If critics are wrong about the optimal market structure of A.I. development and strong antitrust action is pursued, however, the consequences could be dire. An increasing amount of evidence suggests that a small sliver of firms on the technological frontier have been responsible for the lion’s share of productivity gains in the economy. Breaking up these large tech firms potentially risks killing the goose that lays the golden egg.
By contrast, focusing on lower barriers to entry is a fairly low-risk strategy for injecting more competition into the A.I. landscape. If the United States can make it easier for startups to compete against large, established incumbents, it increases the likelihood of achieving the boosts to
dynamism and innovation that antitrust advocates champion. Further, it would do so without risking the destruction of the current market equilibrium that is producing significant gains for consumers and for the broader economy. If incumbents can withstand the Schumpeterian winds of increased competition from startups, it is all the better for them.
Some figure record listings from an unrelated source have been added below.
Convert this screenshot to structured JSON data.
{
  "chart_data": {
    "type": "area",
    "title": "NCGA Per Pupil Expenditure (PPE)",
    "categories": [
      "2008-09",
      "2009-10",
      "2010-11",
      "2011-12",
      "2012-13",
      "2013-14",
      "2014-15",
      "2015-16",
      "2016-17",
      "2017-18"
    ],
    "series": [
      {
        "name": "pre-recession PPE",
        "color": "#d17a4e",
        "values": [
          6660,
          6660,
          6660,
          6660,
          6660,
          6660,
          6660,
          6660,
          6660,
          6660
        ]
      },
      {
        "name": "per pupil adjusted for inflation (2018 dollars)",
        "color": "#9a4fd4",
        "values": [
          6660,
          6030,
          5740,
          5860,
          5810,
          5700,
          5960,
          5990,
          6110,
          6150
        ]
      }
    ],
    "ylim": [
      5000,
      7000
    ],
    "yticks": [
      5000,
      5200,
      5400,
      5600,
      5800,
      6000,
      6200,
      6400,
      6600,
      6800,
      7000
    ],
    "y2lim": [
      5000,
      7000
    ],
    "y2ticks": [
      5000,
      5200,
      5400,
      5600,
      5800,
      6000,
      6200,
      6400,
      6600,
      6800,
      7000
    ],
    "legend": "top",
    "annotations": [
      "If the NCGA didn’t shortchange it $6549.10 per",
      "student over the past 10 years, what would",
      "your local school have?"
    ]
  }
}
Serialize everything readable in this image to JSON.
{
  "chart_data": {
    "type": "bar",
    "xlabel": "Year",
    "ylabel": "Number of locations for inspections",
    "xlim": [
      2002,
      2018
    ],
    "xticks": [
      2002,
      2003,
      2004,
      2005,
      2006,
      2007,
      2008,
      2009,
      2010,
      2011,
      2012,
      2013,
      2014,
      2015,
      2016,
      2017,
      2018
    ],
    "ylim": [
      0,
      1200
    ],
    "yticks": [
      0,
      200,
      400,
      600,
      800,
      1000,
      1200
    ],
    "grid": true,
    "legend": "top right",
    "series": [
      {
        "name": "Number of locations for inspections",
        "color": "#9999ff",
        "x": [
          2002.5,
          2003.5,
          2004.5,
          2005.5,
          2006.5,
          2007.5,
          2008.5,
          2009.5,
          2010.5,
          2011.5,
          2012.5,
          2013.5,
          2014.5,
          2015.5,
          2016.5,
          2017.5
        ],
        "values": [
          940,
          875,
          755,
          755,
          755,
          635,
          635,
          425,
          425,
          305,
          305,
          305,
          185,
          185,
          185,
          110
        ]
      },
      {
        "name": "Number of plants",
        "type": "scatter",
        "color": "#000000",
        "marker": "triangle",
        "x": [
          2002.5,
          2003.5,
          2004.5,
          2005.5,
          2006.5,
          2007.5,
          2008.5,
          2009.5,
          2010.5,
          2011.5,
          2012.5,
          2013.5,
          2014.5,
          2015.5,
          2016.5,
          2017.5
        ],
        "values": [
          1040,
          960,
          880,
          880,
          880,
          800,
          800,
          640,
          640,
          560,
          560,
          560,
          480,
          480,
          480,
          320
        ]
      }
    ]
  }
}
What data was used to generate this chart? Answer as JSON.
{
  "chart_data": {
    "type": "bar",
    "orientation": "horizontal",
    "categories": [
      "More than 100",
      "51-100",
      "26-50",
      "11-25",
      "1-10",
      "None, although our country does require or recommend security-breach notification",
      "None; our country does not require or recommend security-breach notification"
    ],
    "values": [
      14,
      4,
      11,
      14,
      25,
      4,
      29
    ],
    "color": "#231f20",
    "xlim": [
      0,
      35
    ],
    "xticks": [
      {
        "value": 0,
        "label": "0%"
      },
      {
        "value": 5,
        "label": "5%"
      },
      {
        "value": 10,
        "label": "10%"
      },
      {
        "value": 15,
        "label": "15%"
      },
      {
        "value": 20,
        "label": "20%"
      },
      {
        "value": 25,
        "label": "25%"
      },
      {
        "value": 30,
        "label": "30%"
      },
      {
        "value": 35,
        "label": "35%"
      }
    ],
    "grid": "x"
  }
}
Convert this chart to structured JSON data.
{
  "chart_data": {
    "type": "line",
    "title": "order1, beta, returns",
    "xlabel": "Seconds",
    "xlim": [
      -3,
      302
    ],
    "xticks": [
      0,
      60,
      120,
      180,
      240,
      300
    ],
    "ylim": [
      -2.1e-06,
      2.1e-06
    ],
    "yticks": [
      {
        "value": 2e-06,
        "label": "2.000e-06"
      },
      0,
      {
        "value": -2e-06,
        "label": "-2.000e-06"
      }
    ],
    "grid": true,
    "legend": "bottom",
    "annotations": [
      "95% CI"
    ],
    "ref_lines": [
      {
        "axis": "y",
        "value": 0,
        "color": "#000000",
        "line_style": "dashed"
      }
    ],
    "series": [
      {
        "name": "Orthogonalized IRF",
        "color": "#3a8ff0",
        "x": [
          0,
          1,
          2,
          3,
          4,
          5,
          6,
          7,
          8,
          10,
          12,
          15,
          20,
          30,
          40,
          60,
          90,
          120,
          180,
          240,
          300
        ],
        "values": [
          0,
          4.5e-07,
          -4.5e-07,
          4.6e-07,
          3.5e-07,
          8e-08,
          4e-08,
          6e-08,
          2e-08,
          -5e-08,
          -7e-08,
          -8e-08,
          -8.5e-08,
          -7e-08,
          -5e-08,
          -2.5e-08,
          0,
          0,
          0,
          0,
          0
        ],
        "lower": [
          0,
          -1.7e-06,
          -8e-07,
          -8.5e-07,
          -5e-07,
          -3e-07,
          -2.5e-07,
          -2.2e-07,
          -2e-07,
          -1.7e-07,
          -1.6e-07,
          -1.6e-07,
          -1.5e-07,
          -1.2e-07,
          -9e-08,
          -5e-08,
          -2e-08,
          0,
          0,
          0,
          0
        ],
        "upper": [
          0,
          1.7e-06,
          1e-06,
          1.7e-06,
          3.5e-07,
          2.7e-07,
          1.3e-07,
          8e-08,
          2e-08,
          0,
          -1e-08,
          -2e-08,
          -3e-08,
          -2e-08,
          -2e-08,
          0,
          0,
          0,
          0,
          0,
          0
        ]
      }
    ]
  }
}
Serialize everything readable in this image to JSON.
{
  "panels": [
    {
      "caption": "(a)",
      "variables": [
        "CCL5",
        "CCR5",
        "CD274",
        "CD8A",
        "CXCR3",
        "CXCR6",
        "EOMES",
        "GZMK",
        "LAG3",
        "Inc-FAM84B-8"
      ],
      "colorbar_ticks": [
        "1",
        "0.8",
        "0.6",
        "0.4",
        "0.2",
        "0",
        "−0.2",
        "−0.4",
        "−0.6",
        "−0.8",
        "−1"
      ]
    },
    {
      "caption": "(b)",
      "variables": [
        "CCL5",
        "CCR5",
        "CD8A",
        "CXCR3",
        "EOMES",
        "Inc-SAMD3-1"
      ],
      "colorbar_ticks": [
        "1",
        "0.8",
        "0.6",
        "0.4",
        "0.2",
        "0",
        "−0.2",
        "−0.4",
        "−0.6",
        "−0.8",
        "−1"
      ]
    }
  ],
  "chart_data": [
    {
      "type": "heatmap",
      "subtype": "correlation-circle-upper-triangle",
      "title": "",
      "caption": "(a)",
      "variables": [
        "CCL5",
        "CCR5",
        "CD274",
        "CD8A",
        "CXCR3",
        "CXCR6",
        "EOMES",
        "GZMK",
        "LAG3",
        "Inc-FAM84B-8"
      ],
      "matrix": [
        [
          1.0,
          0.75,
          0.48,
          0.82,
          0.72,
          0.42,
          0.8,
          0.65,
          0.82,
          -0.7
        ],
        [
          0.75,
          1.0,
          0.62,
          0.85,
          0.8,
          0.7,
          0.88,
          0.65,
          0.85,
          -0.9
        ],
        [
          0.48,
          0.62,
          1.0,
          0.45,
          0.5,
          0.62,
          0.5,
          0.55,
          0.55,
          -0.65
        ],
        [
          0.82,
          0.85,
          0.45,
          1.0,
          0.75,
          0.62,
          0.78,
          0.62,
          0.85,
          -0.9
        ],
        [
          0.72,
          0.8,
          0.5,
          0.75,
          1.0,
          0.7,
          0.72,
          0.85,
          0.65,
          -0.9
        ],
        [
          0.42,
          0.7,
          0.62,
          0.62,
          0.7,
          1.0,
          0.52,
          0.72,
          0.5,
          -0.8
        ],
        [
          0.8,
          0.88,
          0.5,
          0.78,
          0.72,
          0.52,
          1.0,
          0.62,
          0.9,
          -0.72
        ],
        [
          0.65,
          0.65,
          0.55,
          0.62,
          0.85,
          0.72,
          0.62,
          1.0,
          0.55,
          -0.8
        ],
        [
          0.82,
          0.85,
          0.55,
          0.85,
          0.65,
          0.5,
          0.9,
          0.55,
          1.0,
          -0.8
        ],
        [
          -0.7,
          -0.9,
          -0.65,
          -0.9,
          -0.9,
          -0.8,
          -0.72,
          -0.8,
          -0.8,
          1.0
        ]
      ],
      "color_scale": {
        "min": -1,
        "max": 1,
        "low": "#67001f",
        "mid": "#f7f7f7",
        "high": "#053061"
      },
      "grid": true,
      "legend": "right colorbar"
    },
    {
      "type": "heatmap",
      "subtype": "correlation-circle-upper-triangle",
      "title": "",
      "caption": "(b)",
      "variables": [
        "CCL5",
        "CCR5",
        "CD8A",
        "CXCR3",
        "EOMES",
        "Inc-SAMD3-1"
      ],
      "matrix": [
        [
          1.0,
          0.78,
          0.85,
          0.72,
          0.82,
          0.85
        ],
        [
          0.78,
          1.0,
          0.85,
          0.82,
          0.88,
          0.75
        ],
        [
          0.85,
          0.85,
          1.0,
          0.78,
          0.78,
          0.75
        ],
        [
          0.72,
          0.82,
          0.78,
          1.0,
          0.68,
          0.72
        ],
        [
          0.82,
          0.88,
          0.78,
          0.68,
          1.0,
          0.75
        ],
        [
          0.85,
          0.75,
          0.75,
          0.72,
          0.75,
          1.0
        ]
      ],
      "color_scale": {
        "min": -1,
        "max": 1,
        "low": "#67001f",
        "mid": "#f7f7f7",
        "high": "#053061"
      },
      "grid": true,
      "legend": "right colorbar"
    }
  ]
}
As this essay suggests, there are significant barriers to entry in A.I. development that have boosted the market power of incumbent firms. If, in the absence of these barriers, new startups can successfully compete, it will be a win for innovation, consumers and for the dynamism of the economy as a whole. To ensure a competitive and innovative ecosystem going forward, policymakers should prioritize reducing the barriers to entry as our first line of defense.